Alicia Ng (she/they) is an interdisciplinary environmental-social scientist with an interest in how microbes take part in anthropogenically-affected ecologies. Currently, she is a postdoctoral researcher in the Academy of Finland CoE Multidisciplinary Centre of Excellence in Antimicrobial Resistance Research project (FIMAR).
Her doctoral research was on the world-making of microbes used in the nature-based technoscience known as bioremediation, a pollution alleviation method that requires the degradative capabilities of microbes, such as bacteria and (arbuscular mycorrhizal) fungi. Material and metaphorical worlds are made by more-than-humans, such as bioremediative microbes.
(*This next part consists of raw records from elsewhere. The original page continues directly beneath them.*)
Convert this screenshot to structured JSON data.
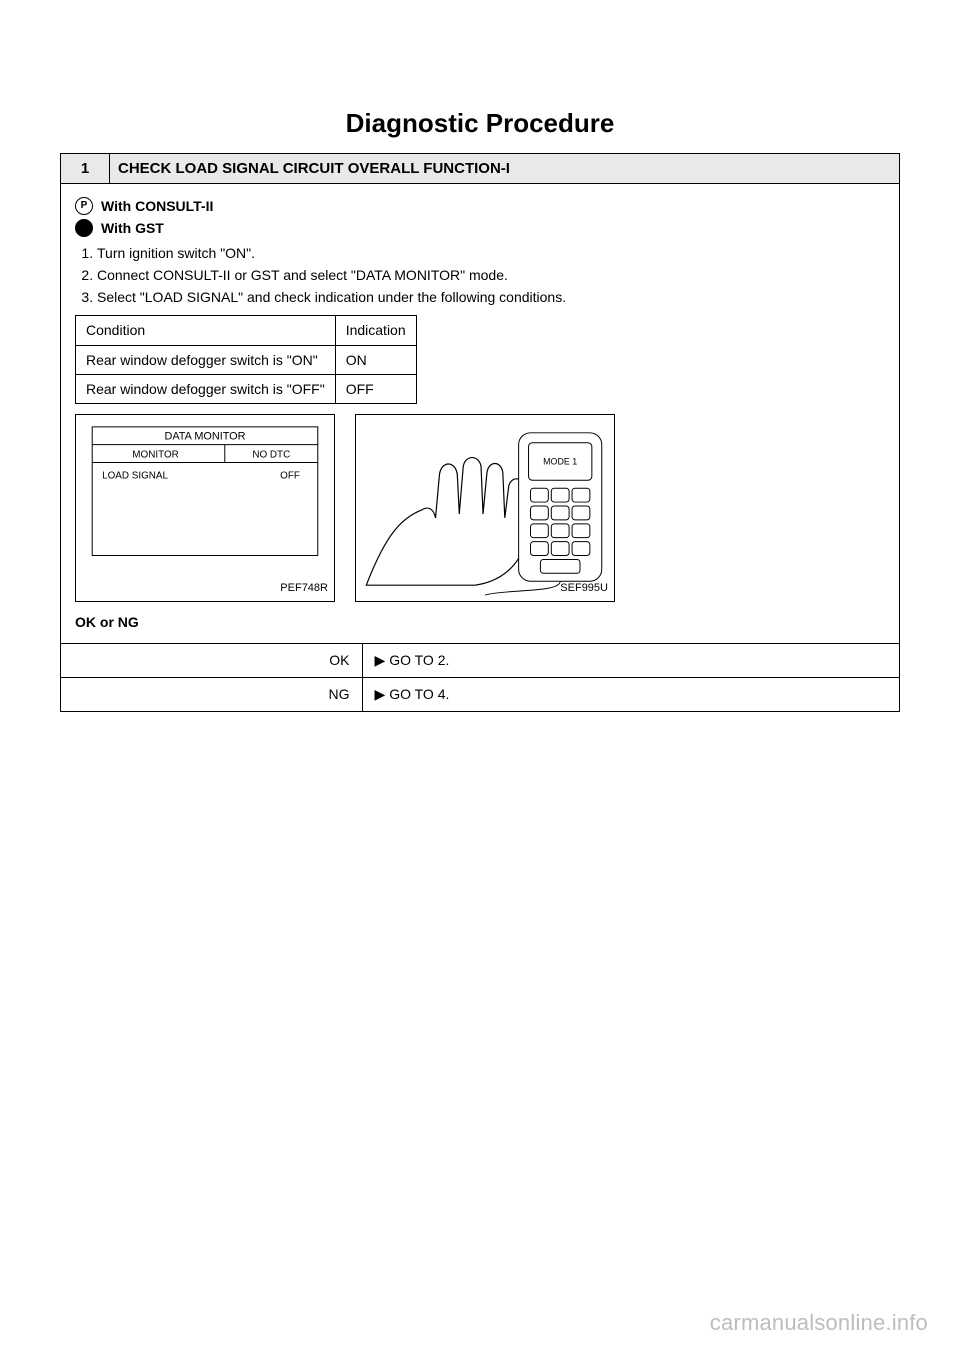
{
  "heading": "Diagnostic Procedure",
  "step": {
    "num": "1",
    "title": "CHECK LOAD SIGNAL CIRCUIT OVERALL FUNCTION-I",
    "consult_icon_text": "P",
    "with_consult": "With CONSULT-II",
    "with_gst": "With GST",
    "items": [
      "Turn ignition switch \"ON\".",
      "Connect CONSULT-II or GST and select \"DATA MONITOR\" mode.",
      "Select \"LOAD SIGNAL\" and check indication under the following conditions."
    ],
    "cond_headers": [
      "Condition",
      "Indication"
    ],
    "cond_rows": [
      [
        "Rear window defogger switch is \"ON\"",
        "ON"
      ],
      [
        "Rear window defogger switch is \"OFF\"",
        "OFF"
      ]
    ],
    "fig1": {
      "title": "DATA MONITOR",
      "sub": "MONITOR",
      "col2": "NO DTC",
      "item": "LOAD SIGNAL",
      "val": "OFF",
      "label": "PEF748R"
    },
    "fig2": {
      "mode": "MODE 1",
      "label": "SEF995U"
    },
    "ok_label": "OK or NG",
    "ok": {
      "left": "OK",
      "arrow": "▶",
      "right": "GO TO 2."
    },
    "ng": {
      "left": "NG",
      "arrow": "▶",
      "right": "GO TO 4."
    }
  },
  "watermark": "carmanualsonline.info"
}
Engaging with the fields of the social study of microbes, environmental humanities, environmental anthropology, and science and technology studies, the thesis builds on understandings of microbial agency. The worlds built by bioremediative microbes in this thesis also point to alternative approaches to waste and pollution, highlighting forms of living with. Alicia’s initial doctoral research was based on bioremediation science in China to clean up electronic waste (you can read one of the articles here), and her fieldwork was based in southern Lapland, Finland at bioremediation field sites and labs (book chapter and articles forthcoming). You can read her thesis here.
Alicia’s interest in microbes began from no-dig gardening and permaculture.